The government is committed to ensuring that the older population in the country is not left out of the ongoing digitisation agenda, a Deputy Minister of Communications and Digitalisation, Ama Pomaa Boateng, has said.
With the population of the older generation increasing across the world, she said it was important to ensure that this segment of the population who were usually tagged as not technology savvy were not left behind in the digitalisation agenda.
The deputy minister was speaking at an event organised by the National Communications Authority (NCA) to mark the 2022 World Telecommunication and Information Society Day. The event was held under the theme ‘digital technologies for older persons and healthy ageing.
The United Nations (UN) World Population Ageing Report (2019) indicated that there were 703 million people aged 65 years and above in 2021, with this figure projected to increase to 1.5 billion by 2050.
In Ghana, the 2021 National Population and Housing Census estimates that 4.3 per cent of the country’s population was 65 years and above, representing an increase of 0.51 per cent over the 2010 figure.
The deputy minister said these changing dynamics called for a shift of focus to the aged population with regard to expanding digital inclusiveness.
“Most often, in our aim to bridge the digital divide, our minds are focused on the urban and rural settings, but this year our attention has been drawn to the fact that it is important to factor in the older populace in this agenda.

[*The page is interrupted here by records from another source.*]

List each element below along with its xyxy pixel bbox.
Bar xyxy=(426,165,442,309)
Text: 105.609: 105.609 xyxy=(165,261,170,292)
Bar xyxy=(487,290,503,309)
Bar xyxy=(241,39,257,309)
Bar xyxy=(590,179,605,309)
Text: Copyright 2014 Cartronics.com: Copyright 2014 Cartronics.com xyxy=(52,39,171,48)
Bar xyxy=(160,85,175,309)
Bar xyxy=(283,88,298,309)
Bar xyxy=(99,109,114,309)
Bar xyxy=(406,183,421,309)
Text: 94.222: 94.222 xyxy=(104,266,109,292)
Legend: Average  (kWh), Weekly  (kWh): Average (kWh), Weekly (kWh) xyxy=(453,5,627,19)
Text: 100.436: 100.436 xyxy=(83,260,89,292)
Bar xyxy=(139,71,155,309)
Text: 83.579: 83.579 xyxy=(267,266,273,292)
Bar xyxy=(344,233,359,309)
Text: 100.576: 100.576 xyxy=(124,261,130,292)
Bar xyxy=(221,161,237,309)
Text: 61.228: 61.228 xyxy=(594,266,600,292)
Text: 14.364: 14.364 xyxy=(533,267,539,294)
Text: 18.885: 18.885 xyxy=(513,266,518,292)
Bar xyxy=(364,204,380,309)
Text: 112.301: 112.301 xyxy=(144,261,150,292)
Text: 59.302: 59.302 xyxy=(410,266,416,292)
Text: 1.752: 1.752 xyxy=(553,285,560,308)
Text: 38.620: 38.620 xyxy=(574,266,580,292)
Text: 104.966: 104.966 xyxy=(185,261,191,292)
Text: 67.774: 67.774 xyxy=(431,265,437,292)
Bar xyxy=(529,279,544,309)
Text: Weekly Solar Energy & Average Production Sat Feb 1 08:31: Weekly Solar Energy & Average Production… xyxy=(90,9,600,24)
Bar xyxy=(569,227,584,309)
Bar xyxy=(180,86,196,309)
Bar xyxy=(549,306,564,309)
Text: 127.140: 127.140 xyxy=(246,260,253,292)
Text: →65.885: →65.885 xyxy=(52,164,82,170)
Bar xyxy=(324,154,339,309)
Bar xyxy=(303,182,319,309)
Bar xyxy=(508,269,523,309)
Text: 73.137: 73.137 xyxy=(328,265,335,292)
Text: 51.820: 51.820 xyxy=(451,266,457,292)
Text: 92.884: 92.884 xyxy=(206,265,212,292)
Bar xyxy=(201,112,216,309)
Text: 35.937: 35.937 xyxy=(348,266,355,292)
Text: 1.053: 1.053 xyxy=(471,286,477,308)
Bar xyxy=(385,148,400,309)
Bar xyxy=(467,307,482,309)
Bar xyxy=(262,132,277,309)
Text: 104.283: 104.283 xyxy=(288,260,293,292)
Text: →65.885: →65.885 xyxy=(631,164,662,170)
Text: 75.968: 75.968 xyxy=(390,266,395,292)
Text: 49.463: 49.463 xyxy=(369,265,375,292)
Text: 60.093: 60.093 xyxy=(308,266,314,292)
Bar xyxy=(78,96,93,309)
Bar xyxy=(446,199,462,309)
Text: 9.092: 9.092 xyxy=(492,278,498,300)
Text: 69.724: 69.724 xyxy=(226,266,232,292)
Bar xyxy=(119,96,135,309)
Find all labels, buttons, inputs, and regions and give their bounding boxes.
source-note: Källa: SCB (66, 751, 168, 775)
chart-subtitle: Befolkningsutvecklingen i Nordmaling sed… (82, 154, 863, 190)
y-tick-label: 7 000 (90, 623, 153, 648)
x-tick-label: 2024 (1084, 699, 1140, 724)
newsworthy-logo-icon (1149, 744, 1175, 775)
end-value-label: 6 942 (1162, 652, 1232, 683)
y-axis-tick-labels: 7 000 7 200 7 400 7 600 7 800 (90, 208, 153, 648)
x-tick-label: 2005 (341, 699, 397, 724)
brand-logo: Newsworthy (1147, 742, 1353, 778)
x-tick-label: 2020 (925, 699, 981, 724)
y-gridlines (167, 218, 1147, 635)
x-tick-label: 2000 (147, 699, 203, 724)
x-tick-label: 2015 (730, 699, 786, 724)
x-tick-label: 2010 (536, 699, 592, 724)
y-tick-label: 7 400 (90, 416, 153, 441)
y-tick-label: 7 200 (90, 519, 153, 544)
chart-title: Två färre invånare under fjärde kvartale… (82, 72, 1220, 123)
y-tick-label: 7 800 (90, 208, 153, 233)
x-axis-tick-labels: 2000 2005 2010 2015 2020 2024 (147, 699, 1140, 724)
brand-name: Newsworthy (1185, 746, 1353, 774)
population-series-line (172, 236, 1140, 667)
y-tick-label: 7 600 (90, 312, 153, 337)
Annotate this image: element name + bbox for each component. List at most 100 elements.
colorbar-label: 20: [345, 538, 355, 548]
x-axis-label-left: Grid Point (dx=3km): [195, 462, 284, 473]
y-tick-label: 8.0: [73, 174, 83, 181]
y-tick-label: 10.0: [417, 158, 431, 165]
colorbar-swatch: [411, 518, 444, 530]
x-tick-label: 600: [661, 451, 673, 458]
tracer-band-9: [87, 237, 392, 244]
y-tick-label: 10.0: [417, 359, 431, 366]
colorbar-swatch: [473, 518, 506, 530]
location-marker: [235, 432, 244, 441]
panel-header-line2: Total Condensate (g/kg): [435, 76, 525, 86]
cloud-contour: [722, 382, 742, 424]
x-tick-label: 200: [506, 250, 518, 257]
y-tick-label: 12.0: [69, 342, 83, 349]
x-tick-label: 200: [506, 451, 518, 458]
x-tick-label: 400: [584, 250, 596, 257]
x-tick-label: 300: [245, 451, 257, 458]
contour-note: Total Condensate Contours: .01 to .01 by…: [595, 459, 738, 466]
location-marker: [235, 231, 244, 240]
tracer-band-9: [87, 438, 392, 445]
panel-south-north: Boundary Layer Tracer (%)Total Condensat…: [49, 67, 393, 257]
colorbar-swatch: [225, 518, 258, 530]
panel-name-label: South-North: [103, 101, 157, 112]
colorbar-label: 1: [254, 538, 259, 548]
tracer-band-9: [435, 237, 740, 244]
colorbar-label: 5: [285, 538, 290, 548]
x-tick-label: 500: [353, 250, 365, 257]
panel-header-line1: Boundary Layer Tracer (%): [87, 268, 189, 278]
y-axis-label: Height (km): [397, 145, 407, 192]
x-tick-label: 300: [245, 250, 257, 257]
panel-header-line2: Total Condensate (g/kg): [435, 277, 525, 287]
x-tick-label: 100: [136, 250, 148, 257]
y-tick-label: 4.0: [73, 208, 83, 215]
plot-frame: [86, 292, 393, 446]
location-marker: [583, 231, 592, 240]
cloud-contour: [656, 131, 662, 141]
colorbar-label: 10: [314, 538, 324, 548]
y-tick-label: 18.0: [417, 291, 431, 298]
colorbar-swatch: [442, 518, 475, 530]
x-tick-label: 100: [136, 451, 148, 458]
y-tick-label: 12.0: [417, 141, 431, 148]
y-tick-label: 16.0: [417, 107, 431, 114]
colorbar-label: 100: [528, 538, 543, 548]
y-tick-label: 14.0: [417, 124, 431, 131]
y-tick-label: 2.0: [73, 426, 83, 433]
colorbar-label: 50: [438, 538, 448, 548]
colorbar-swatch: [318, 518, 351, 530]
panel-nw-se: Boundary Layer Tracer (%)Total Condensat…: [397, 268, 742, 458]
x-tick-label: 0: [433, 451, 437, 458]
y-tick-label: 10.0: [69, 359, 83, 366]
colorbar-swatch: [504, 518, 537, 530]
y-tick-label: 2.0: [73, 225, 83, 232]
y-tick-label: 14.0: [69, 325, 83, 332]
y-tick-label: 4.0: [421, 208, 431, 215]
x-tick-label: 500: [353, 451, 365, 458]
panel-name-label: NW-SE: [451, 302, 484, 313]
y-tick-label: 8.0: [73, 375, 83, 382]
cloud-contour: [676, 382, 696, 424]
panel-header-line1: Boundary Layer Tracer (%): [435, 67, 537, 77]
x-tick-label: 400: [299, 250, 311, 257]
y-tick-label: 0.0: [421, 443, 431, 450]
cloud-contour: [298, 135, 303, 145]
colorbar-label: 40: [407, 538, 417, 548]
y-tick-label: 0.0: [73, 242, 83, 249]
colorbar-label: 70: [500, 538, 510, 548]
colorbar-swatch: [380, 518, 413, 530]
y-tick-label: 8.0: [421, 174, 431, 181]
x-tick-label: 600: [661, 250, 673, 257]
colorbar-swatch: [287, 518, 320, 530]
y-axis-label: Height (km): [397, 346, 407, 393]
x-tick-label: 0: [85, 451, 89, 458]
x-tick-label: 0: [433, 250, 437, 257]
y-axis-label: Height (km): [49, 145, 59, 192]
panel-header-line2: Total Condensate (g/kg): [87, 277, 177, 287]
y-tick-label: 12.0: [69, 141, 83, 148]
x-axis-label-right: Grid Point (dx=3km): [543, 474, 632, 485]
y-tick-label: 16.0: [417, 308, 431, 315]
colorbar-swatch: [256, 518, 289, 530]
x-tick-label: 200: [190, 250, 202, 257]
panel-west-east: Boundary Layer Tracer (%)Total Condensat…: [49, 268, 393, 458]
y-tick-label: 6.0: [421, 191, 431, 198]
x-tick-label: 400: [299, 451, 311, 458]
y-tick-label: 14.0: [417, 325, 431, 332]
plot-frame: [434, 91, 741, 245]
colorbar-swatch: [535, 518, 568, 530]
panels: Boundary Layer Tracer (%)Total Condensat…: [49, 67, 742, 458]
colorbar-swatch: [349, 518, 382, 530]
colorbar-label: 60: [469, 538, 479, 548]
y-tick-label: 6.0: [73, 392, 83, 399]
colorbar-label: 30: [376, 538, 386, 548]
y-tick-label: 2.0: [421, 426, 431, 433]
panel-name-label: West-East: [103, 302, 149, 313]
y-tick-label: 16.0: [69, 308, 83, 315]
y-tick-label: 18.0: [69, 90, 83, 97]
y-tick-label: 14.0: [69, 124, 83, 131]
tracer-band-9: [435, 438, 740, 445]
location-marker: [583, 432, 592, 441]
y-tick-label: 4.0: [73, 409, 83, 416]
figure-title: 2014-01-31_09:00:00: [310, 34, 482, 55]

“The population of older adults are increasing in all regions of the world. Every country in the world is experiencing growth in both the size and proportion of older persons in the population and this requires that we factor them in our digitalisation agenda,” she said.
Ms Boateng pointed out that statistics available indicated that the older generation in Ghana was adopting the use of technology at a fast rate.
“In 2021, we had an average of seven per cent of people aged 65 and above in Ghana using the search engines Google, YouTube, Facebook, Betway, Wikipedia, among others. The statistics indicate that our older generation require ICT solutions to learn, keep in touch socially, for health reasons, financial issues and stay in touch, “she said.
The Director General of the National Communications Authority (NCA), Joe Anokye, for his part, called for the need to innovate and improve upon existing technologies to support the increasing aging population in the country.
He said the rising aging population required a critical look at the digital technologies for older persons to ensure healthy aging.
He noted that the government through the Ministry of Communications and Digitalisation had anchored digitalisation as a key policy objective and initiated several programmes within the different sectors, tailored to bridge the digital divide.
Getting everyone connected
The Secretary General of the ITU, Houlin Zhao, in a message to mark the celebrations, said close to three billion people were still not connected to the internet, with majority of them living in developing countries.
He said the equitable access to digital technologies was not just a moral responsibility but also essential for global prosperity and sustainability.